В день нашего возвращения в дю Геник священник и мать со свечами, украшенными цветами, встретили и благословили нас, выражая радость свидания. Слезы навертываются у меня на глазах, когда я описываю вам все это. В роли владельца Калист напоминал героя Вальтер – Скотта. Все должное почтение принимал он, как будто жил сам в XIII веке. Подобно хору из комической оперы, девушки и женщины говорили: «какой у нас красивый господин!» Старые спорили друг с другом о сходстве Калиста с теми дю Геник, которых они знавали. Благородная и прекрасная Бретань, страна веры и религии! Но прогресс идет: строятся мосты, прокладываются дороги, явятся другие мысли, прощай, все возвышенное!
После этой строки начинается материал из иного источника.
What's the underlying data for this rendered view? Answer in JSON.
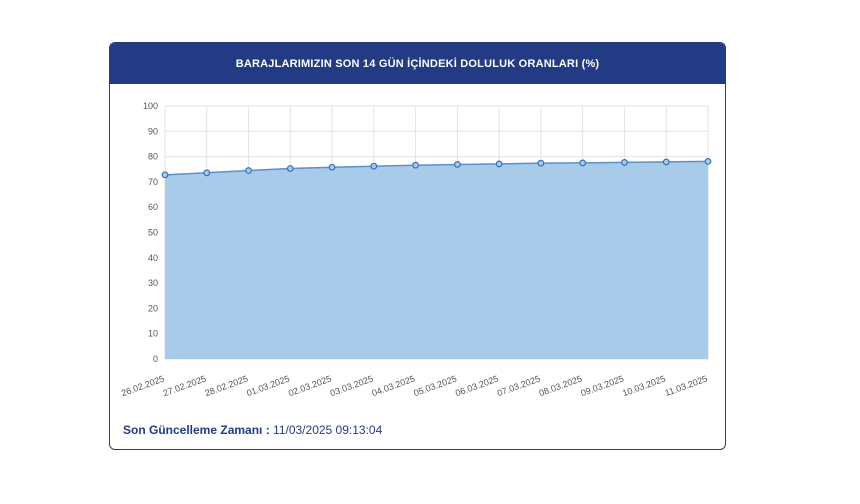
{
  "header": {
    "title": "BARAJLARIMIZIN SON 14 GÜN İÇİNDEKİ DOLULUK ORANLARI (%)"
  },
  "footer": {
    "label": "Son Güncelleme Zamanı :",
    "value": "11/03/2025 09:13:04"
  },
  "colors": {
    "header_bg": "#233a85",
    "area_fill": "#a9cbea",
    "line": "#5b8fcf",
    "grid": "#e3e3e3"
  },
  "chart_data": {
    "type": "area",
    "title": "BARAJLARIMIZIN SON 14 GÜN İÇİNDEKİ DOLULUK ORANLARI (%)",
    "xlabel": "",
    "ylabel": "",
    "ylim": [
      0,
      100
    ],
    "yticks": [
      0,
      10,
      20,
      30,
      40,
      50,
      60,
      70,
      80,
      90,
      100
    ],
    "grid": true,
    "categories": [
      "26.02.2025",
      "27.02.2025",
      "28.02.2025",
      "01.03.2025",
      "02.03.2025",
      "03.03.2025",
      "04.03.2025",
      "05.03.2025",
      "06.03.2025",
      "07.03.2025",
      "08.03.2025",
      "09.03.2025",
      "10.03.2025",
      "11.03.2025"
    ],
    "values": [
      72.8,
      73.6,
      74.5,
      75.3,
      75.8,
      76.2,
      76.6,
      76.9,
      77.1,
      77.4,
      77.5,
      77.7,
      77.9,
      78.1
    ]
  }
}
Крестьяне не будут такими доверчивыми и простыми, какими я вижу их теперь, когда им докажут их равенство с Калистом, если, конечно, они поверят этому! После поэмы этой миролюбивой реставрации, подписав контракт, мы покинули эту восхитительную страну, то цветущую и веселую, то мрачную и пустынную, и приехали сюда, принося наше счастье той, которой мы обязаны им. Оба мы были полны желанием поблагодарить монахиню ордена Визитации. В память Камиль Калист прибавит к своему гербу часть герба де Туш. Он возьмет серебряного орла со следующим прелестным женским девизом: «Помни обо мне!» Итак, мы отправились в монастырь Визитации, куда проводил нас аббат Гримон, друг семьи дю Геник. Он сказал, мама, что ваша дорогая Фелиситэ святая женщин. Для него она, конечно, должна быть такой, так как, благодаря только ее чудесному превращению, он сделался викарием всей епархии. Мадемуазель де Туш не хотела принять Калиста и виделась только со мной. Она переменилась, похудела и побледнела, казалось, она очень обрадовалась мне.
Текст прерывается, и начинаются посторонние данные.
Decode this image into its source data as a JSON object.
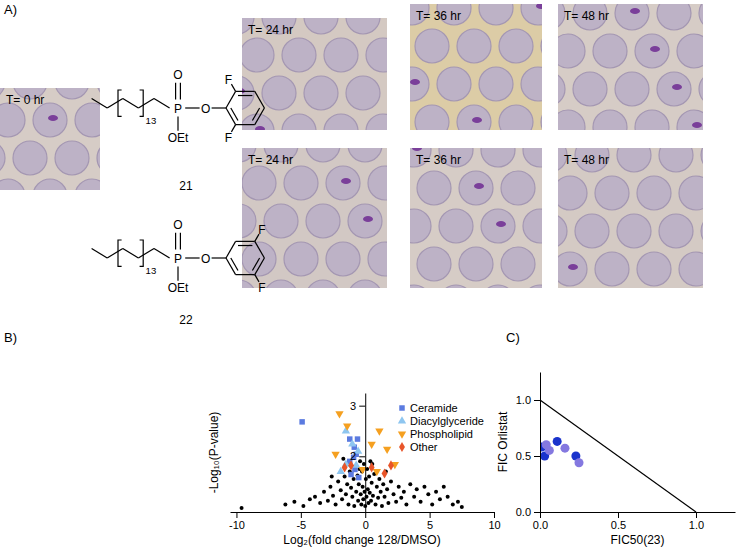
{
  "panel_a": {
    "label": "A)",
    "images": [
      {
        "label": "T= 0 hr"
      },
      {
        "label": "T= 24 hr"
      },
      {
        "label": "T= 36 hr"
      },
      {
        "label": "T= 48 hr"
      },
      {
        "label": "T= 24 hr"
      },
      {
        "label": "T= 36 hr"
      },
      {
        "label": "T= 48 hr"
      }
    ],
    "compounds": [
      {
        "number": "21",
        "atoms": [
          "O",
          "P",
          "O",
          "OEt",
          "F",
          "F"
        ],
        "repeat": "13"
      },
      {
        "number": "22",
        "atoms": [
          "O",
          "P",
          "O",
          "OEt",
          "F",
          "F"
        ],
        "repeat": "13"
      }
    ]
  },
  "chart_data": [
    {
      "type": "scatter",
      "title": "B)",
      "x_label": "Log₂(fold change 128/DMSO)",
      "y_label": "-Log₁₀(P-value)",
      "xlim": [
        -10.5,
        10
      ],
      "xticks": [
        -10,
        -5,
        0,
        5,
        10
      ],
      "ylim": [
        0.9,
        3.25
      ],
      "yticks": [
        2,
        3
      ],
      "legend": "upper right",
      "series": [
        {
          "color": "#000000",
          "marker": "circle",
          "x": [
            -9.6,
            -6.2,
            -5.5,
            -4.8,
            -4.3,
            -3.9,
            -3.5,
            -3.2,
            -2.9,
            -2.7,
            -2.5,
            -2.3,
            -2.1,
            -1.9,
            -1.8,
            -1.6,
            -1.5,
            -1.4,
            -1.3,
            -1.2,
            -1.1,
            -1.0,
            -0.9,
            -0.85,
            -0.8,
            -0.7,
            -0.6,
            -0.55,
            -0.5,
            -0.4,
            -0.35,
            -0.3,
            -0.25,
            -0.2,
            -0.15,
            -0.1,
            -0.05,
            0.0,
            0.05,
            0.1,
            0.15,
            0.2,
            0.25,
            0.3,
            0.35,
            0.4,
            0.45,
            0.5,
            0.6,
            0.7,
            0.8,
            0.9,
            1.0,
            1.1,
            1.2,
            1.3,
            1.4,
            1.5,
            1.7,
            1.8,
            2.0,
            2.2,
            2.4,
            2.6,
            2.8,
            3.0,
            3.2,
            3.5,
            3.8,
            4.0,
            4.3,
            4.6,
            4.9,
            5.2,
            5.5,
            5.8,
            6.1,
            6.4,
            6.8,
            7.2,
            7.5,
            -0.45,
            0.55,
            -1.7,
            1.6,
            -2.6
          ],
          "values": [
            0.98,
            1.05,
            1.1,
            1.02,
            1.15,
            1.2,
            1.08,
            1.3,
            1.12,
            1.4,
            1.22,
            1.05,
            1.5,
            1.33,
            1.15,
            1.6,
            1.25,
            1.45,
            1.05,
            1.7,
            1.38,
            1.2,
            1.55,
            1.02,
            1.8,
            1.3,
            1.62,
            1.12,
            1.45,
            1.9,
            1.25,
            1.05,
            1.7,
            1.4,
            1.15,
            1.85,
            1.3,
            1.02,
            1.55,
            1.2,
            1.75,
            1.35,
            1.08,
            1.6,
            1.28,
            1.9,
            1.12,
            1.48,
            1.22,
            1.65,
            1.05,
            1.4,
            1.18,
            1.55,
            1.3,
            1.02,
            1.45,
            1.2,
            1.35,
            1.08,
            1.5,
            1.25,
            1.1,
            1.4,
            1.18,
            1.3,
            1.05,
            1.45,
            1.2,
            1.35,
            1.1,
            1.4,
            1.25,
            1.05,
            1.3,
            1.15,
            1.4,
            1.2,
            1.05,
            1.1,
            1.0,
            1.75,
            1.85,
            1.95,
            1.7,
            1.6
          ]
        },
        {
          "name": "Ceramide",
          "color": "#5b7be0",
          "marker": "square",
          "x": [
            -4.9,
            -1.2,
            -0.85,
            -0.7,
            -1.2,
            -0.8,
            -1.1,
            -0.6,
            -0.9,
            -0.5
          ],
          "values": [
            2.68,
            2.34,
            2.18,
            2.04,
            1.9,
            1.74,
            1.64,
            2.34,
            1.98,
            1.58
          ]
        },
        {
          "name": "Diacylglyceride",
          "color": "#8ec6f0",
          "marker": "triangle",
          "x": [
            -1.5,
            -1.0,
            -1.5,
            -0.7,
            -1.9,
            -0.55
          ],
          "values": [
            2.5,
            2.24,
            1.84,
            1.82,
            1.7,
            2.1
          ]
        },
        {
          "name": "Phospholipid",
          "color": "#f5a020",
          "marker": "triangle-down",
          "x": [
            -2.0,
            -1.4,
            1.1,
            2.3,
            -2.3,
            0.5,
            1.7,
            -0.2,
            0.9
          ],
          "values": [
            2.84,
            2.6,
            2.5,
            1.84,
            2.04,
            2.24,
            2.14,
            1.74,
            1.7
          ]
        },
        {
          "name": "Other",
          "color": "#e8552a",
          "marker": "diamond",
          "x": [
            -1.1,
            0.5,
            2.0,
            1.5,
            -1.6
          ],
          "values": [
            1.82,
            1.78,
            1.82,
            1.66,
            1.78
          ]
        }
      ]
    },
    {
      "type": "scatter",
      "title": "C)",
      "x_label": "FIC50(23)",
      "y_label": "FIC Orlistat",
      "xlim": [
        0,
        1.25
      ],
      "xticks": [
        {
          "value": 0,
          "label": "0.0"
        },
        {
          "value": 0.5,
          "label": "0.5"
        },
        {
          "value": 1,
          "label": "1.0"
        }
      ],
      "ylim": [
        0,
        1.25
      ],
      "yticks": [
        {
          "value": 0,
          "label": "0.0"
        },
        {
          "value": 0.5,
          "label": "0.5"
        },
        {
          "value": 1,
          "label": "1.0"
        }
      ],
      "series": [
        {
          "type": "scatter",
          "marker": "circle",
          "colors": [
            "#1a33cc",
            "#8478e0",
            "#1a33cc",
            "#8478e0",
            "#1a33cc",
            "#8478e0",
            "#1a33cc",
            "#8478e0"
          ],
          "x": [
            0.01,
            0.04,
            0.03,
            0.06,
            0.11,
            0.16,
            0.23,
            0.25
          ],
          "values": [
            0.58,
            0.6,
            0.5,
            0.55,
            0.63,
            0.57,
            0.5,
            0.44
          ]
        },
        {
          "type": "line",
          "color": "#000000",
          "x": [
            0,
            1
          ],
          "values": [
            1,
            0
          ]
        }
      ]
    }
  ]
}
Скажи Калисту, – так сказала она, – что мне разрешено свидание с ним, но так поступаю я ради своей совести и послушания. Я предпочитаю лишить себя нескольких минут счастья, чем потом испытывать за них целые месяцы страдания. Ах, если бы ты знала, как мне трудно отвечать на вопросы: «о чем вы думаете?» Начальница же послушниц не может себе представить всю массу мыслей, толпящихся у меня в голове. Порой мне представляются и Италия, и Париж в связи, конечно, с Калистом, солнцем моих воспоминаний». Говорила она с той прелестной, поэтичной манерой, которая так хорошо вам знакома в ней». Я была слишком стара для ордена Кармелиток и поступила в орден св. Франциска Салийского, ради его изречений: я умерщвлю ваши мысли, вместо того, чтобы умерщвлять вашу плоть. Больше всего конечно, грешит голова. Святой епископ совершенно основательно издал строгие, ужасные правила, чтобы обуздать ум и волю, к этому именно я и стремилась. Так как голова моя самая преступная, она обманывала меня в моем сердце до того фатального возраста, когда если и выпадают минуты в сорок раз счастливее юношеских, зато позднее расплачиваешься за них в пятьдесят раз большим горем».
– Счастлива ли ты? – спрашивала она меня, с видимым удовольствием, прекращая разговор о себе».
– Вы видите меня в упоении любви и счастья, – отвечала я.